New research, published in the Journal of the American Medical Association Pediatrics, concluded the financial costs of autism in the UK were much higher than previously estimated.
The overall cost of autism to the UK economy is £32.1bn per year, compared to cancer (£12bn) heart disease (£8bn) and stroke (£5bn).
The study found the cost of supporting someone with autism who did not have intellectual disabilities was £0.92 million.
The cost rose to £1.5 million for an individual with autism who is also intellectually impaired.
The largest costs during childhood are special education and lost earnings by parents.
Among adults with autism, the highest costs were for residential or special living facilities and lifetime loss of earnings by the affected individual.
The figures also show Britain spends just £4m per year on autism research, compared to cancer (£590m) heart disease (£169m) or stroke (£32m).
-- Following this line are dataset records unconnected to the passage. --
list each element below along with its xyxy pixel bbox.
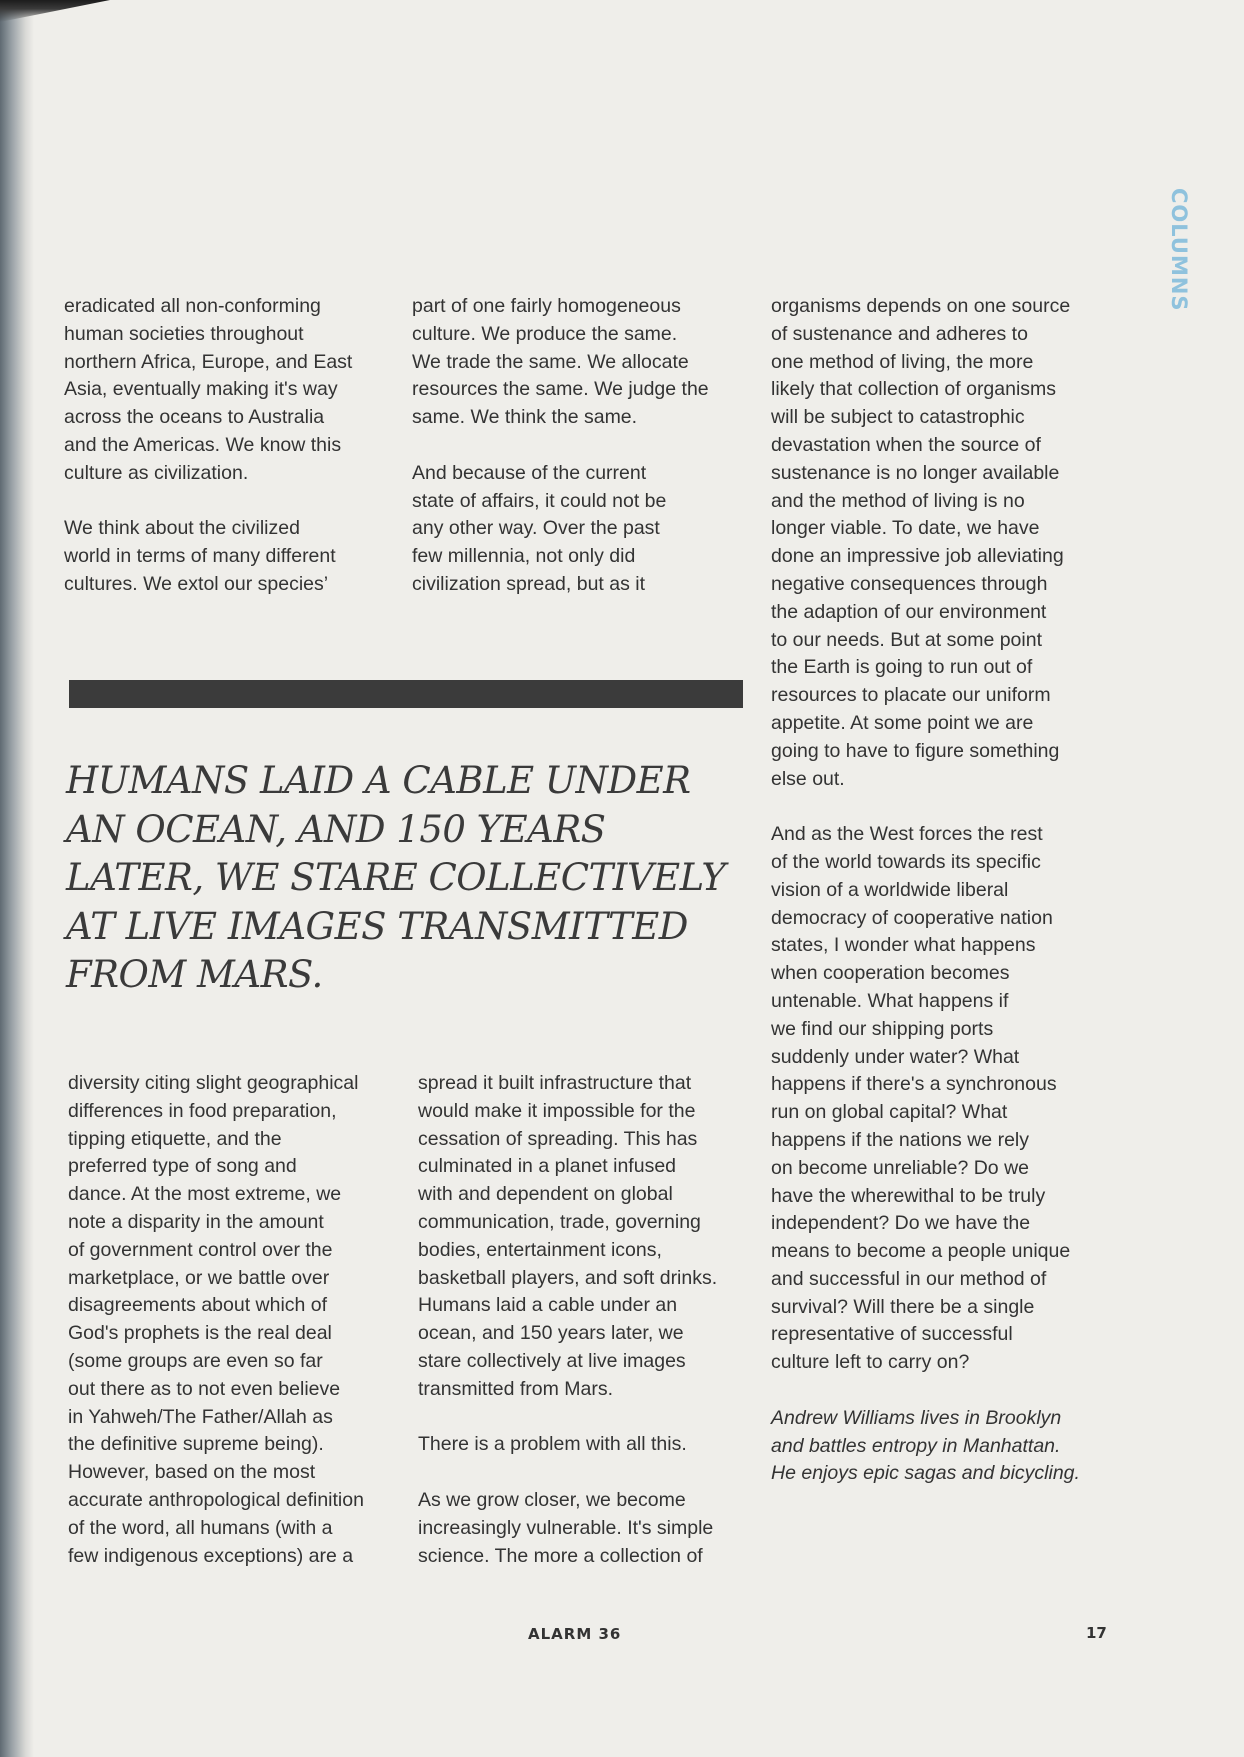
right-column-body xyxy=(771,293,1080,1377)
text-line: marketplace, or we battle over xyxy=(68,1266,330,1289)
text-line: survival? Will there be a single xyxy=(771,1295,1035,1318)
text-line: devastation when the source of xyxy=(771,433,1041,456)
upper-column-2 xyxy=(412,293,709,599)
text-line: world in terms of many different xyxy=(64,545,336,568)
footer-page-number: 17 xyxy=(1086,1624,1107,1642)
text-line: dance. At the most extreme, we xyxy=(68,1183,342,1206)
paragraph xyxy=(771,821,1080,1377)
text-line: have the wherewithal to be truly xyxy=(771,1184,1046,1207)
text-line: else out. xyxy=(771,767,845,790)
text-line: Asia, eventually making it's way xyxy=(64,378,338,401)
text-line: few millennia, not only did xyxy=(412,545,636,568)
text-line: of the word, all humans (with a xyxy=(68,1516,333,1539)
text-line: accurate anthropological definition xyxy=(68,1488,364,1511)
page-corner-shadow xyxy=(0,0,110,22)
text-line: on become unreliable? Do we xyxy=(771,1156,1029,1179)
text-line: science. The more a collection of xyxy=(418,1544,703,1567)
footer-magazine-issue: ALARM 36 xyxy=(528,1625,622,1643)
text-line: same. We think the same. xyxy=(412,406,638,429)
text-line: note a disparity in the amount xyxy=(68,1210,324,1233)
right-column xyxy=(771,293,1080,1488)
text-line: basketball players, and soft drinks. xyxy=(418,1266,718,1289)
text-line: longer viable. To date, we have xyxy=(771,517,1040,540)
paragraph xyxy=(418,1070,717,1404)
text-line: going to have to figure something xyxy=(771,739,1060,762)
paragraph xyxy=(418,1431,717,1459)
text-line: northern Africa, Europe, and East xyxy=(64,350,353,373)
text-line: states, I wonder what happens xyxy=(771,934,1036,957)
text-line: with and dependent on global xyxy=(418,1183,673,1206)
text-line: will be subject to catastrophic xyxy=(771,406,1025,429)
text-line: ocean, and 150 years later, we xyxy=(418,1322,684,1345)
text-line: would make it impossible for the xyxy=(418,1099,696,1122)
text-line: happens if there's a synchronous xyxy=(771,1073,1057,1096)
text-line: culture. We produce the same. xyxy=(412,322,678,345)
text-line: bodies, entertainment icons, xyxy=(418,1238,662,1261)
text-line: one method of living, the more xyxy=(771,350,1034,373)
text-line: any other way. Over the past xyxy=(412,517,660,540)
text-line: of government control over the xyxy=(68,1238,333,1261)
text-line: We trade the same. We allocate xyxy=(412,350,689,373)
upper-column-1 xyxy=(64,293,352,599)
text-line: human societies throughout xyxy=(64,322,304,345)
text-line: spread it built infrastructure that xyxy=(418,1072,692,1094)
text-line: run on global capital? What xyxy=(771,1101,1008,1124)
text-line: cultures. We extol our species’ xyxy=(64,572,329,595)
section-label: COLUMNS xyxy=(1167,188,1191,312)
page-binding-shadow xyxy=(0,0,34,1757)
text-line: the Earth is going to run out of xyxy=(771,656,1033,679)
text-line: God's prophets is the real deal xyxy=(68,1322,332,1345)
text-line: and the method of living is no xyxy=(771,489,1025,512)
text-line: differences in food preparation, xyxy=(68,1099,337,1122)
text-line: disagreements about which of xyxy=(68,1294,328,1317)
text-line: He enjoys epic sagas and bicycling. xyxy=(771,1462,1080,1485)
text-line: Humans laid a cable under an xyxy=(418,1294,678,1317)
text-line: out there as to not even believe xyxy=(68,1377,341,1400)
text-line: tipping etiquette, and the xyxy=(68,1127,282,1150)
paragraph xyxy=(412,460,709,599)
text-line: increasingly vulnerable. It's simple xyxy=(418,1516,714,1539)
text-line: organisms depends on one source xyxy=(771,295,1071,317)
text-line: and battles entropy in Manhattan. xyxy=(771,1434,1061,1457)
text-line: And because of the current xyxy=(412,461,647,484)
text-line: to our needs. But at some point xyxy=(771,628,1043,651)
text-line: representative of successful xyxy=(771,1323,1013,1346)
text-line: resources the same. We judge the xyxy=(412,378,709,401)
text-line: diversity citing slight geographical xyxy=(68,1072,359,1094)
paragraph xyxy=(68,1070,364,1570)
text-line: As we grow closer, we become xyxy=(418,1488,686,1511)
text-line: (some groups are even so far xyxy=(68,1349,323,1372)
text-line: few indigenous exceptions) are a xyxy=(68,1544,354,1567)
text-line: state of affairs, it could not be xyxy=(412,489,667,512)
text-line: resources to placate our uniform xyxy=(771,684,1051,707)
text-line: of sustenance and adheres to xyxy=(771,322,1028,345)
lower-column-1 xyxy=(68,1070,364,1570)
text-line: There is a problem with all this. xyxy=(418,1433,687,1456)
text-line: independent? Do we have the xyxy=(771,1212,1031,1235)
text-line: democracy of cooperative nation xyxy=(771,906,1053,929)
text-line: Andrew Williams lives in Brooklyn xyxy=(771,1406,1062,1429)
text-line: culture as civilization. xyxy=(64,461,249,484)
text-line: we find our shipping ports xyxy=(771,1017,994,1040)
text-line: and the Americas. We know this xyxy=(64,433,342,456)
text-line: LATER, WE STARE COLLECTIVELY xyxy=(66,856,726,899)
text-line: civilization spread, but as it xyxy=(412,572,646,595)
text-line: culture left to carry on? xyxy=(771,1351,970,1374)
text-line: happens if the nations we rely xyxy=(771,1128,1029,1151)
text-line: And as the West forces the rest xyxy=(771,823,1043,846)
text-line: transmitted from Mars. xyxy=(418,1377,614,1400)
paragraph xyxy=(412,293,709,432)
text-line: the adaption of our environment xyxy=(771,600,1047,623)
text-line: untenable. What happens if xyxy=(771,989,1009,1012)
paragraph xyxy=(771,293,1080,793)
text-line: We think about the civilized xyxy=(64,517,300,540)
text-line: AN OCEAN, AND 150 YEARS xyxy=(66,807,606,851)
text-line: of the world towards its specific xyxy=(771,850,1041,873)
text-line: sustenance is no longer available xyxy=(771,461,1060,484)
text-line: part of one fairly homogeneous xyxy=(412,295,681,317)
paragraph xyxy=(64,515,352,598)
text-line: appetite. At some point we are xyxy=(771,711,1034,734)
text-line: negative consequences through xyxy=(771,572,1048,595)
text-line: when cooperation becomes xyxy=(771,962,1010,985)
pull-quote-rule xyxy=(69,680,743,708)
text-line: AT LIVE IMAGES TRANSMITTED xyxy=(66,904,688,948)
text-line: stare collectively at live images xyxy=(418,1349,686,1372)
text-line: However, based on the most xyxy=(68,1461,316,1484)
text-line: HUMANS LAID A CABLE UNDER xyxy=(66,759,691,802)
lower-column-2 xyxy=(418,1070,717,1570)
text-line: eradicated all non-conforming xyxy=(64,295,321,317)
text-line: done an impressive job alleviating xyxy=(771,545,1064,568)
paragraph xyxy=(418,1487,717,1570)
text-line: across the oceans to Australia xyxy=(64,406,325,429)
text-line: cessation of spreading. This has xyxy=(418,1127,698,1150)
text-line: FROM MARS. xyxy=(66,953,323,996)
text-line: means to become a people unique xyxy=(771,1240,1071,1263)
text-line: the definitive supreme being). xyxy=(68,1433,324,1456)
author-bio xyxy=(771,1405,1080,1488)
text-line: communication, trade, governing xyxy=(418,1210,701,1233)
pull-quote xyxy=(66,757,725,1000)
text-line: likely that collection of organisms xyxy=(771,378,1057,401)
text-line: vision of a worldwide liberal xyxy=(771,878,1009,901)
text-line: preferred type of song and xyxy=(68,1155,297,1178)
text-line: and successful in our method of xyxy=(771,1267,1047,1290)
text-line: in Yahweh/The Father/Allah as xyxy=(68,1405,333,1428)
paragraph xyxy=(64,293,352,488)
text-line: culminated in a planet infused xyxy=(418,1155,677,1178)
text-line: suddenly under water? What xyxy=(771,1045,1020,1068)
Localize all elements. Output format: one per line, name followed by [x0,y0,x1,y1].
Professor Martin Knapp from LSE, who led researchers from the UK and US, said between 40 and 60 per cent of people with autism spectrum disorders also have intellectual disabilities.
He said ‘What these figures show is a clear need for more effective interventions to treat autism, ideally in early life, making the best use of scarce resources,.
‘New government policies are also needed to address the enormous impact on families.’
Comprehensive: Researchers at the London School of Economics and Political Science (LSE) have produced the most thorough estimate yet of treatment, lost earnings, care and support costs for autisim sufferers
Christine Swabey, CEO of Autistica, the UK’s leading autism research charity, said ‘We care about the human stories behind these numbers. Autism is life long and can make independent living and employment hugely challenging. This is part of why it has a greater economic impact than other conditions.
‘There is an unacceptable imbalance between the high cost of autism and the amount we spend each year on researching how to fundamentally change the outlook for people.
‘We know that progress is possible. The right research would provide early interventions, better mental health, and more independence. But right now we spend just £180 on research for every £1million we spend on care.’
Autism researcher Professor Declan Murphy, from the Institute of Psychiatry, said ‘The cost figures show that autism affects all of us in society, every day, regardless of whether or not we have a family member or friend with autism.
‘So we all need to play a part in making things better. More research funding would mean that we could conduct studies to transform lives.’
In a recent survey by Autistica, 90 per cent of parents and 89 per cent of adults with autism said that there was a need for greater scientific understanding of autism.
One father said ‘We should be making science work harder to make life more bearable.’
A woman, who was diagnosed with autism aged 50, said ‘I look for interventions, but there do not seem to be interventions for people my age.’